HUBUNGAN KETAHANAN PANGAN TINGKAT KELUARGA DAN TINGKAT KECUKUPAN ZAT GIZI DENGAN STATUS GIZI BATITA DI DESA GONDANGWINANGUN TAHUN 2012

ABSTRAK
Kekurangan gizi yang menjadi masalah kesehatan umumnya terjadi pada balita karena merupakan kelompok rentan gizi. Status gizi dipengaruhi oleh beberapa faktor diantaranya tingkat kecukupan zat gizi dan ketahanan pangan. Tujuan penelitian ini untuk mengetahui analisis hubungan ketahanan pangan tingkat keluarga dan tingkat kecukupan zat gizi dengan status gizi batita di Desa Gondang Winangun, Temanggung. Jenis penelitian ini bersifat Explanatory Research dengan pendekatan Cross Sectional. Jumlah sampel sebanyak 57 orang diambil dengan metode purposive sampling dan memenuhi kriteria inklusi dan eksklusi.
PENDAHULUAN
            Masalah gizi masih merupakan masalah kesehatan masyarakat utama di Indonesia.

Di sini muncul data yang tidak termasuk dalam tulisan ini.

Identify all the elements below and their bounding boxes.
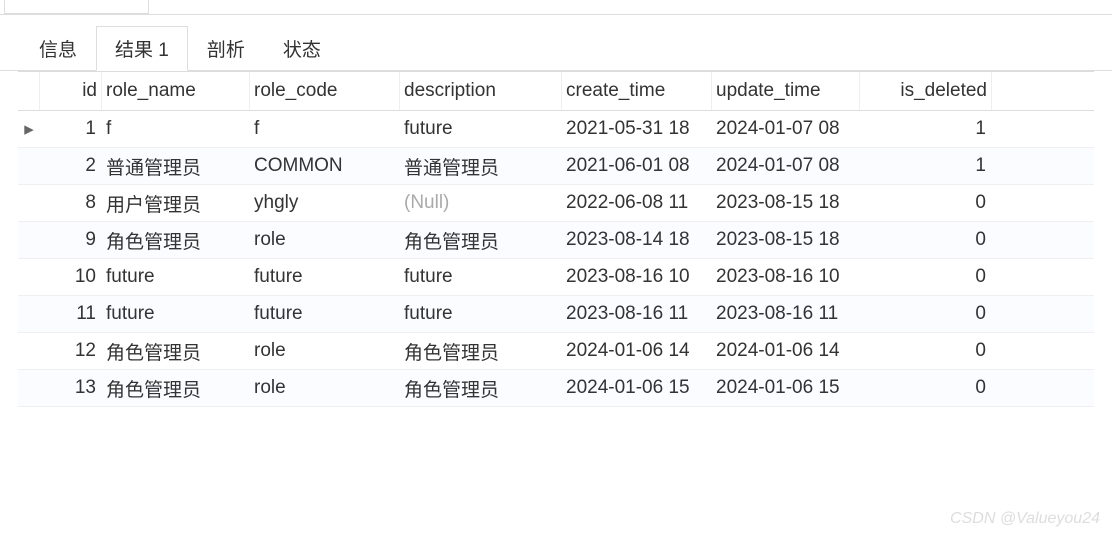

Kekurangan gizi pada umumnya terjadi pada balita karena pada umur tersebut anak mengalami pertumbuhan yang pesat. Balita termasuk kelompok yang rentan gizi di suatu kelompok masyarakat di mana masa itu merupakan masa peralihan antara saat disapih dan mulai mengikuti pola makan orang dewasa.i Diperkirakan masih terdapat sekitar 1,7 juta balita terancam gizi buruk yang keberadaannya tersebar di pelosok-pelosok Indonesia. Jumlah balita di Indonesia menurut data Badan Koordinasi Keluarga Berencana Nasional (BKKBN) Tahun 2007 mencapai 17,2% dengan laju pertumbuhan penduduk 2,7% per tahun. United Nations Children’s Fund (UNICEF) melaporkan Indonesia berada di peringkat kelima dunia untuk negara dengan jumlah anak yang terhambat pertumbuhannya paling besar dengan perkiraan sebanyak 7,7 juta balita.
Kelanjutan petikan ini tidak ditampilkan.